É isso que deveríamos suportar. Quando a gente estabelece a lista ideal do nosso companheiro, nunca está “saber usar talheres” ou “pagar contas em dia”. Não. Divertido, engraçado, atraente, isso sim. Mas o divertido, engraçado e atraente pode usar uma roupa que você não gosta e isso vai te irritar profundamente. Só que, o seguinte: que mal tem se ELE gosta de usar a roupa? Que mal tem se ele fala de boca cheia? Se ele grita? Ou se ele é apático? Será que as qualidades inerentes à pessoa não superam estes pequenos lapsos de comportamento?
Infelizmente, não pensamos mais assim. E inacreditavelmente podamos a liberdade alheia de cometer mínimos desvios de etiqueta. Os relacionamentos seriam bem mais duradouros caso a cor de cabelo fosse só um acessório. Questão de compreensão. Ele fala alto, passa vergonha, mas não pode ser motivo para uma quebra de laços. Falta tolerância pra comemorar bodas. E vai seguir faltando.
No final das contas, somos todos românticos de araque. Achamos lindo nos filmes, mas se ele tá puxando minhas cobertas demais, eu vou mijar e quem sabe dar umas duas semanas de castigo sem dormir comigo. Todos somos. Somos a geração dos românticos das telas. Quando chega a vida real, os defeitos idiotas destroem tudo. E tá aí a solução mágica pro fim do teu namoro: ele acabou porque você não soube respeitar o fato dele ter excentricidades que não são compatíveis com as tuas. Irritação daqui e de acolá. Uma junção de fatos miúdos que formam uma bomba sem volta.

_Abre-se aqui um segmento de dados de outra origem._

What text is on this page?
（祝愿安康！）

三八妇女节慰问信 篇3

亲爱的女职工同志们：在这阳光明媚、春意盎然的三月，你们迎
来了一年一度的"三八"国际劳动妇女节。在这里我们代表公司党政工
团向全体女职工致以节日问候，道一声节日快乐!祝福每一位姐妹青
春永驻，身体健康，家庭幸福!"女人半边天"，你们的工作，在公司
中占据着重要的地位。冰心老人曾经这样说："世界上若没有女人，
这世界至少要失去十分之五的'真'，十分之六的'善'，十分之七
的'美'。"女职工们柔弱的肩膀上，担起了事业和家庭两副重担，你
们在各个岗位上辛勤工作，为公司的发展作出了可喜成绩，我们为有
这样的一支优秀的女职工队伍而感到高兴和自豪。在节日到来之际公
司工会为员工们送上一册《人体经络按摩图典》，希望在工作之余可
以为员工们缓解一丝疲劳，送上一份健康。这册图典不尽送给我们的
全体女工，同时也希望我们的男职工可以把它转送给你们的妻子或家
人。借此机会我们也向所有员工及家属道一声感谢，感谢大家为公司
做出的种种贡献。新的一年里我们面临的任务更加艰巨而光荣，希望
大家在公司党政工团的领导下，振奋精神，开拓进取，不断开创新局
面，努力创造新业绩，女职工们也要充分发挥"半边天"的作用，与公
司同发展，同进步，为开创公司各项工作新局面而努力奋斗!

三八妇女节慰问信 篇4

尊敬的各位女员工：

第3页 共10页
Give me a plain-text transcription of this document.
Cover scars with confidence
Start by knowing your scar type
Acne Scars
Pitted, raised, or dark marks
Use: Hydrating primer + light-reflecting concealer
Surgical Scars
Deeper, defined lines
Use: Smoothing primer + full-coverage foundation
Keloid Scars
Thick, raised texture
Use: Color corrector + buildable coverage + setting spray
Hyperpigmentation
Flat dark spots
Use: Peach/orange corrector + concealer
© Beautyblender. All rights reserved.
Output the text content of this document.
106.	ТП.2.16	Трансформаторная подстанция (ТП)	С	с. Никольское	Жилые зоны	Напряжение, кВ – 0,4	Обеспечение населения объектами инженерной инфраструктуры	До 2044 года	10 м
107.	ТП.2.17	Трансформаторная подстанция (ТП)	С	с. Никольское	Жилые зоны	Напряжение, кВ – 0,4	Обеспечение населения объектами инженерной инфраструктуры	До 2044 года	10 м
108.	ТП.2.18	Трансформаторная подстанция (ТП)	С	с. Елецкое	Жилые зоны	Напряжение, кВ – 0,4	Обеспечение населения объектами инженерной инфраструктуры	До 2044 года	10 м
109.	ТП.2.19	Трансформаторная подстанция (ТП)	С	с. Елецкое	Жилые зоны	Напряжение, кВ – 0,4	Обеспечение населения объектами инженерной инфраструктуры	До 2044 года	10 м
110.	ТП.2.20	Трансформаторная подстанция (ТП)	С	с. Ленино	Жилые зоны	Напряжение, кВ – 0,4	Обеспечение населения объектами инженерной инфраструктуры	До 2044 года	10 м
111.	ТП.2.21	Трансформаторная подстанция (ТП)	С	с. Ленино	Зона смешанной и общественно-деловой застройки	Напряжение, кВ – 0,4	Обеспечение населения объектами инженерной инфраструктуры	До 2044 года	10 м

Eu acho que eu tenho razão. Afinal, eu não posso admitir que fumar, beber, falar alto, comer sem modos e usar roupas velhas sejam fatores determinantes para fim de uma relação. Esse aí ó, que faz tudo isso, é o mesmo que preenchia todas as suas condições quando você estava solteira, lembra? Em princípio, você até aceitava isso no pacote. Depois, não dá pra aceitar o fato dele gostar de OVELHA NA BRASA e de você ser vegetariana? Hmm, ruim né. Acaba logo e coloca isso na lista. Até perceber que o próximo ronca demais. E assim vai, vivendo vários “Antes do Amanhecer”, acumulando defeitos, largando fora e vendo as bodas parar num antiquário.
O azar dessa bosta de geração é que não tem a Lacuna Inc. pra apagar tudo isso.
Vou emoldurar e colocar na parede =D
Comment by alessandra — September 26, 2006 @ 7:11 pm
Tri revelador este teu post. Eu gosto. Mas que tu tá azedo, isso tu tá.